The Expected One: Anticipating All of Jesus in the Advent - LifeWay Reader Now matter how many times you refer to Jesus as the "reason for the season," you've probably noticed how difficult it is to actually reflect on his coming during Christmas. Unless you're intentional, it usually doesn't happen. That's one reason we're recommending an Advent guide for you and your family by Scott James titled The Expected One.

In this devotional guide Scott leads us through Old Testament prophecies and expectations leading up to Christ's first coming. Discussion questions as well as foundational biblical themes are woven throughout these lessons to make this resource perfectly suited for families with children, though it will apply to everyone. LifeWay is making this resource available in the following formats: Android App ($0.99), iPhone App (Free until Thanksgiving; then $0.99), Ebook with LifeWay Reader ($1.99), Apple iBooks ($1.99).

Scott James is an elder at The Church at Brook Hills, and he was kind enough to answer a few questions about this timely resource:

A lot of Christians have heard of Advent, but what exactly is it?

Scott: Advent comes from the Latin word meaning “coming,” and it refers to the weeks leading up to Christmas when we prepare our hearts to celebrate the coming of Jesus. Various traditions (e.g. wreaths, candles, Jesse Trees, etc…) have been established to help us focus on Christ during this season and, depending on how you use them, these can be very beneficial. The Expected One devotional is not tied to any particular Advent tradition, but it simply uses the weeks leading up to December 25th as a time to call families and friends together to glory in our great Savior.

How do you hope that people will use this resource?

Scott: My hope is that this devotional will be a user-friendly resource for a broad range of people. As a family worship resource, I think that parents who already have an established worship time in their home will find that it fits seamlessly into their routine. Parents not familiar with the practice of family worship (or those just struggling to actually pull it off) can use it as an easily accessible starting point. As a father leading worship in my own home, my biggest struggle is biting off more than I can chew—or more precisely, more than my kids can chew. With that in mind, I purposefully wrote these devotionals in a simple and straightforward fashion. Concise but impactful.

Although the primary audience is intended to be families with young children, the themes and discussion questions in this devotional are edifying for older audiences as well.

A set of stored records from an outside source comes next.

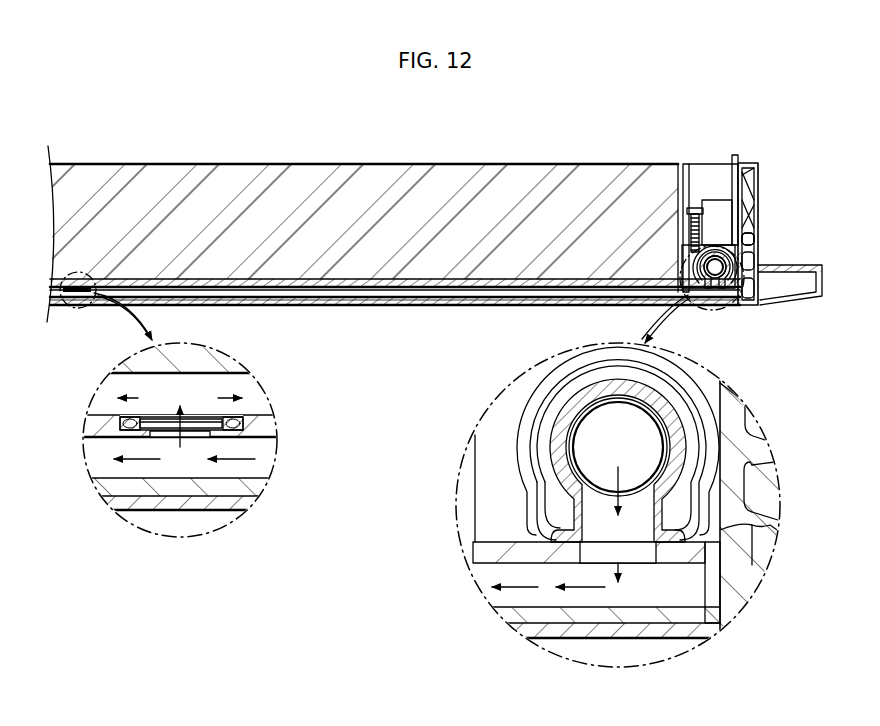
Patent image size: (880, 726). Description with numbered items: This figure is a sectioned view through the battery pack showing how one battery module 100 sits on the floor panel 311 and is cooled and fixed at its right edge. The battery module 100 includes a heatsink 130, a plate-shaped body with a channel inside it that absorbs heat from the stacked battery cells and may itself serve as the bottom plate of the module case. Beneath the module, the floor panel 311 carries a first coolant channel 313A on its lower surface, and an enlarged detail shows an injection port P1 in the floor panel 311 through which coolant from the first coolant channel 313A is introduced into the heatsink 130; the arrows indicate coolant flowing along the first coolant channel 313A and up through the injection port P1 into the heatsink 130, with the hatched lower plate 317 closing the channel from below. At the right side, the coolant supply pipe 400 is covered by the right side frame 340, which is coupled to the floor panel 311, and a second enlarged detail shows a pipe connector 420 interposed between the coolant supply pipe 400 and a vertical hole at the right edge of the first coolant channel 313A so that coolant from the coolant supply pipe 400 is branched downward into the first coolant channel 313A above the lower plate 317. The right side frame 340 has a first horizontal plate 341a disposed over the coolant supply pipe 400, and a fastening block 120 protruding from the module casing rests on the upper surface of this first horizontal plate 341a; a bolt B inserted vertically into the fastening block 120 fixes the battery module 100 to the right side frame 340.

The battery module 100 is at (386, 160).
The fastening block 120 is at (686, 215).
The bolt B is at (696, 208).
The heatsink 130 is at (244, 283).
The right side frame 340 is at (759, 208).
The first horizontal plate 341a is at (741, 238).
The injection port P1 is at (120, 421).
The floor panel 311 is at (268, 428).
The first coolant channel 313A is at (268, 454).
The lower plate 317 is at (218, 505).
The coolant supply pipe 400 is at (692, 430).
The pipe connector 420 is at (742, 533).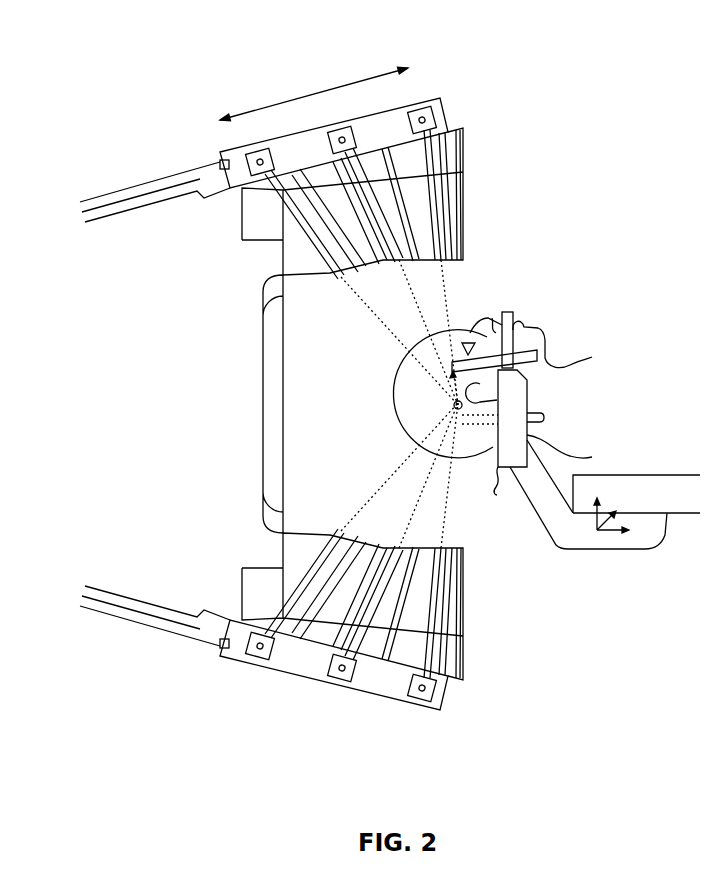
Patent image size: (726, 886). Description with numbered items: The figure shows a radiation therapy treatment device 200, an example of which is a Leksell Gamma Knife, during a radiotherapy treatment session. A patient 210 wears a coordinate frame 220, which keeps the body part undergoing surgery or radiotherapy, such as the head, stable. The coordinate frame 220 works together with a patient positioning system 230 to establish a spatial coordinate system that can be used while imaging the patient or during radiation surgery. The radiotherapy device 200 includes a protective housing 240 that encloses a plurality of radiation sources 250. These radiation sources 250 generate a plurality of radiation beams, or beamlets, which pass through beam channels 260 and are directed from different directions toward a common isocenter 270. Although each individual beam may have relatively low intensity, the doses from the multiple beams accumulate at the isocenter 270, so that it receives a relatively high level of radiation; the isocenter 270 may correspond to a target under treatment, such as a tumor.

The radiation therapy treatment device 200 is at (562, 49).
The patient 210 is at (548, 350).
The coordinate frame 220 is at (512, 472).
The patient positioning system 230 is at (648, 480).
The protective housing 240 is at (460, 160).
The radiation sources 250 is at (434, 117).
The beam channels 260 is at (452, 242).
The isocenter 270 is at (453, 404).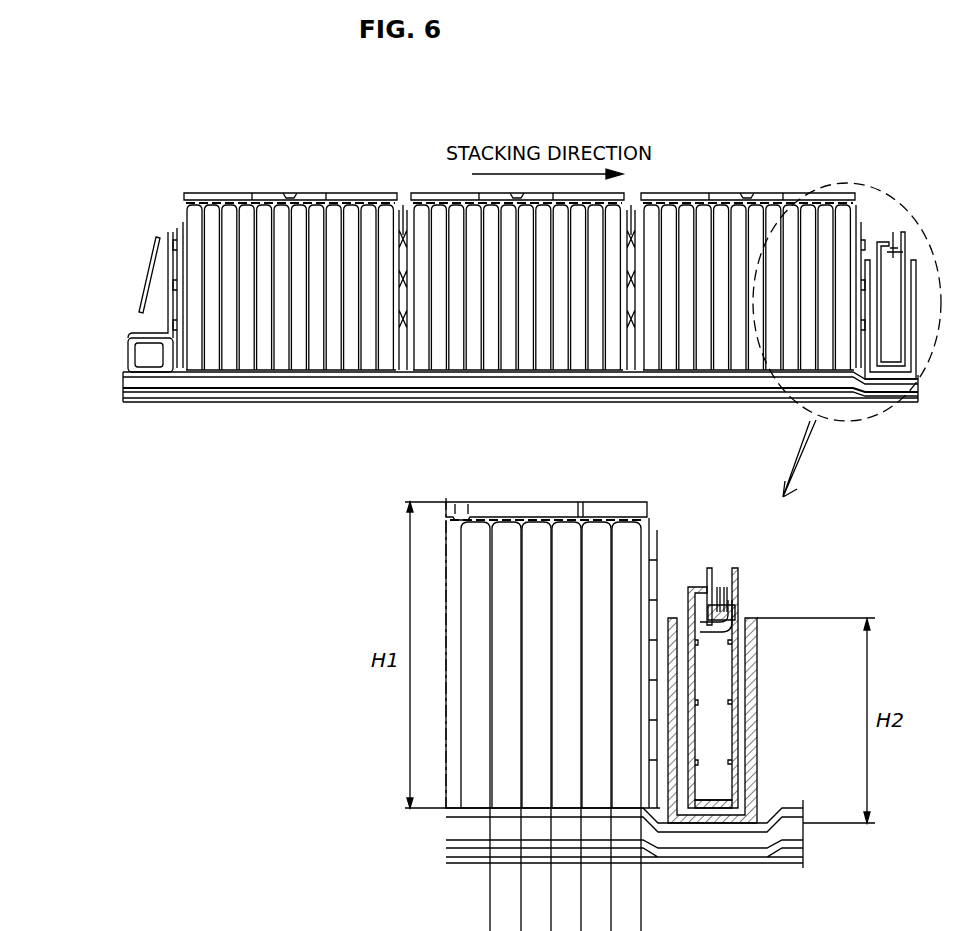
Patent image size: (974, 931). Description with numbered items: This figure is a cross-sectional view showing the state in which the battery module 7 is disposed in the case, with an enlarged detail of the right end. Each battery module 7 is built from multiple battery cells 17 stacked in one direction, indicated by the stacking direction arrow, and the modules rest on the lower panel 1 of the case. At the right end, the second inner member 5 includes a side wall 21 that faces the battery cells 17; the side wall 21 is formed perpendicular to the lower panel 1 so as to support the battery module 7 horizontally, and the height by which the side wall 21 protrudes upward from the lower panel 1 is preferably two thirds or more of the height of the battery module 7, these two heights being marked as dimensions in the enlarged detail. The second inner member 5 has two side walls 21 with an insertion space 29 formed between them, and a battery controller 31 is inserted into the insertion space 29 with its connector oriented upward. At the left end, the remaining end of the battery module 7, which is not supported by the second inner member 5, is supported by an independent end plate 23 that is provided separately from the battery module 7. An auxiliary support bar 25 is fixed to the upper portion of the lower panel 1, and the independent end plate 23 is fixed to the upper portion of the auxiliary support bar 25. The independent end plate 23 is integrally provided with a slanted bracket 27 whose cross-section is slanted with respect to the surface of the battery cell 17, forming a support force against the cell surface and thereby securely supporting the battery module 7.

The lower panel 1 is at (233, 373).
The second inner member 5 is at (770, 744).
The battery module 7 is at (328, 184).
The battery cell 17 is at (347, 360).
The side wall 21 is at (755, 665).
The independent end plate 23 is at (168, 293).
The auxiliary support bar 25 is at (130, 352).
The slanted bracket 27 is at (147, 268).
The insertion space 29 is at (738, 815).
The battery controller 31 is at (738, 616).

Each day has a final, open-ended question that is specifically included to engage the adult mind as much as the kids’. I believe that teenagers and adults will benefit from it just as much as young families.

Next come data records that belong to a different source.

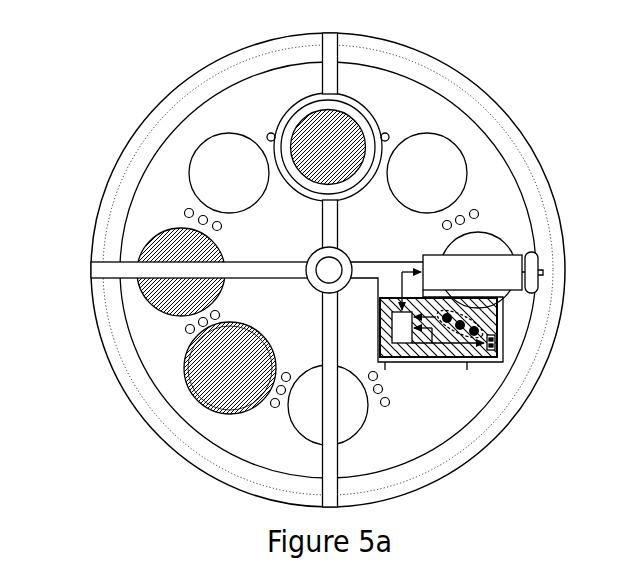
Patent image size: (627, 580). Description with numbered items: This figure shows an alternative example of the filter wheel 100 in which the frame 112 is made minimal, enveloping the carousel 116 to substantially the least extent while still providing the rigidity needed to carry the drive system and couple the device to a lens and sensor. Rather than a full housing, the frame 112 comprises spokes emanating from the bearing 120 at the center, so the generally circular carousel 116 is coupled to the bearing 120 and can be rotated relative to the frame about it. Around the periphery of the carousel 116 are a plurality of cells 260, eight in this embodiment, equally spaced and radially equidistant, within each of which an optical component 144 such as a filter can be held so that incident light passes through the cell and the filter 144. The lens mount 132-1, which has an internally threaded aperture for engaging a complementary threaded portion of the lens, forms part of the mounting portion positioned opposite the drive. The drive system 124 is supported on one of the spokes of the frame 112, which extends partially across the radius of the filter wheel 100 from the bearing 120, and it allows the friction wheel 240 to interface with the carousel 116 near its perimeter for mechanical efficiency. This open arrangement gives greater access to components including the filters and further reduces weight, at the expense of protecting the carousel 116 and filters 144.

The filter wheel 100 is at (514, 88).
The frame 112 is at (107, 270).
The carousel 116 is at (190, 122).
The bearing 120 is at (330, 270).
The drive system 124 is at (418, 240).
The lens mount 132-1 is at (302, 112).
The optical component 144 is at (205, 293).
The friction wheel 240 is at (526, 252).
The cell 260 is at (358, 432).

How might these Advent readings help us better understand not only the Christmas narrative, but the entire Bible?

Scott: That really is the goal of the whole devotional—to celebrate the nativity story within the larger context of the story of redemption. Even for those of us seeking to “keep Christ in Christmas,” it is far too easy to focus on the manger scene to the exclusion of all else. By compartmentalizing the amazing truth of the Incarnation, we actually diminish its brilliance. The nativity is best celebrated when it is found in the shadow of the Cross. These devotions use Old Testament Scriptures to highlight the multi-faceted promises that God gave His people concerning the person and work of His Son Jesus. By tracing out the bigger redemptive picture, my hope is that our hearts will be all the more prepared to find deep satisfaction in Jesus during Advent.